Brace for more violence after Pierrefonds shooting, Mafia experts warn

The brazen killing of Andrea Scoppa “is a clear indication that blood calls for blood and revenge does not expire.”

Investigators stand near the body of Andrea Scoppa, who was gunned down Monday. Ryan Remiorz / THE CANADIAN PRESS

Revenge does not expire.

As Montreal police continue to investigate Monday’s brazen shooting of Andrea (Andrew) Scoppa in Pierrefonds, organized crime experts say the killing is a sign that a decade-old conflict over who controls the Montreal Mafia is not over.

Scoppa has been described in court as the leader of a Calabrian clan operating within the Montreal Mafia. He rose up in the Rizzuto organization but his status apparently changed after the death of leader Vito Rizzuto at the end of 2013.

A few years later, while Scoppa was under investigation for trafficking cocaine, he was secretly recorded by Montreal police mocking the Rizzuto organization.

“I don’t want to be a boss. You have to hang if you want to be a boss,” Scoppa was recorded as saying during the investigation, dubbed Project Estacade.

During Scoppa’s bail hearing, an investigator interpreted those words to mean Scoppa didn’t want to be in charge of the Montreal Mafia because the job required the ability to resolve problems — something for which he did not have the patience.
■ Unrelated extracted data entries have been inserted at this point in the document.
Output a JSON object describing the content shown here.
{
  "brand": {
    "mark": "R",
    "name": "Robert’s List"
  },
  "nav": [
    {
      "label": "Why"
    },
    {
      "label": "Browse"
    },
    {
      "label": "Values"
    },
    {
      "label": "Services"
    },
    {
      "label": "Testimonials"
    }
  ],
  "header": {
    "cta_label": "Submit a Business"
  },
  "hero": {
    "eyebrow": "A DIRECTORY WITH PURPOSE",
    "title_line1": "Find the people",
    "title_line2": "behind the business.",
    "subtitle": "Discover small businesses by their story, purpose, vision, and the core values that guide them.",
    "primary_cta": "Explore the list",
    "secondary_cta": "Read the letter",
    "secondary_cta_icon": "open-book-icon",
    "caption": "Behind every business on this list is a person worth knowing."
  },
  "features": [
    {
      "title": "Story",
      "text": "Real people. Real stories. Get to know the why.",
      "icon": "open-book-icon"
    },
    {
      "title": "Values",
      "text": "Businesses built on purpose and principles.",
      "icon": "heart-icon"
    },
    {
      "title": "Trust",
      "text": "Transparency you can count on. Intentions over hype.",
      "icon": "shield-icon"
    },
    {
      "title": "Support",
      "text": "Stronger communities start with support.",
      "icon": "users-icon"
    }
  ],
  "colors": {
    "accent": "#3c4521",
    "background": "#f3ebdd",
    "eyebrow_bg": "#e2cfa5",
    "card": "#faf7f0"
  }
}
Andrea Scoppa was shot in the face — “a significant insult.” Montreal police

His brother Salvatore was killed at a hotel in Laval in May. Last week, the Sûreté du Québec alleged Salvatore Scoppa orchestrated the 2016 deaths of four men, including two leaders of the Rizzuto organization. Five days after that, Andrea Scoppa was killed.

That has led to speculation the Rizzuto organization was behind the slaying as revenge for the deaths of their former leaders, Rocco Sollecito and Lorenzo Giordano.

“It is a clear indication that blood calls for blood and revenge does not expire,” said Antonio Nicaso, an expert on organized crime.

“At the same time, if anyone was about to write the obituary of the Rizzuto organization, (the Scoppa murders) would be a sign to think twice. They are still active and capable of using violence,” said Nicaso, who has written several books on the subject and teaches a course at Queen’s University in Kingston.

Nicaso said the Scoppa murders seem to confirm that Montreal’s underworld has been shaken by internal power struggles ever since Vito Rizzuto was arrested in 2004 and eventually extradited to the U.S. to face a racketeering case.

“So the war is not over yet and unfortunately, after these two murders, there will be more violence.”

A police source told the Montreal Gazette more violence is likely in the wake of Andrea Scoppa’s death. The source named two longtime Montreal Mafia leaders who might have cause to fear for their lives.

Scoppa was reportedly shot in the face — a sign that someone wanted to send a message that revenge was the motive.

“It is a significant insult,” Nicaso said. “What do you leave to the relatives? You force the family to have a closed casket at the funeral. You remove (the victim’s) identity.”

Pierre de Champlain, a retired intelligence analyst with the RCMP’s Criminal Intelligence Directorate, agrees that a shot to the face adds a potentially personal dimension to the killing.

“It might mean it was done by someone else within the Mafia — that it wasn’t done by someone who was just hired to do it, like a street gang member,” de Champlain said. “It might be that the (killer) wanted his face to be the last thing Scoppa saw.

If the war between rival groups in the Montreal Mafia was thought to be over, there are still some settling of accounts going on — “like a final cleanup,” de Champlain said.

“But does that mean that the Scoppa deaths mark a clear ending to that war? I am not convinced.”

Andrea Scoppa was known to push limits when it came to drug trafficking turf. In 2003, he began installing his dealers inside a Montreal bar that a Hells Angel had controlled for a decade.

The biker gang asked Vito Rizzuto to arbitrate the problem, but Rizzuto said he was too busy to intervene. Instead he dispatched two up-and-comers in his organization — Francesco Del Balso and Giordano — to reach an agreement.

The problem dragged on for weeks and, at one point, the Hells Angel told a man who was working undercover for the SQ that he wanted to kill Scoppa. The dispute was ultimately resolved in the Hells Angel’s favour.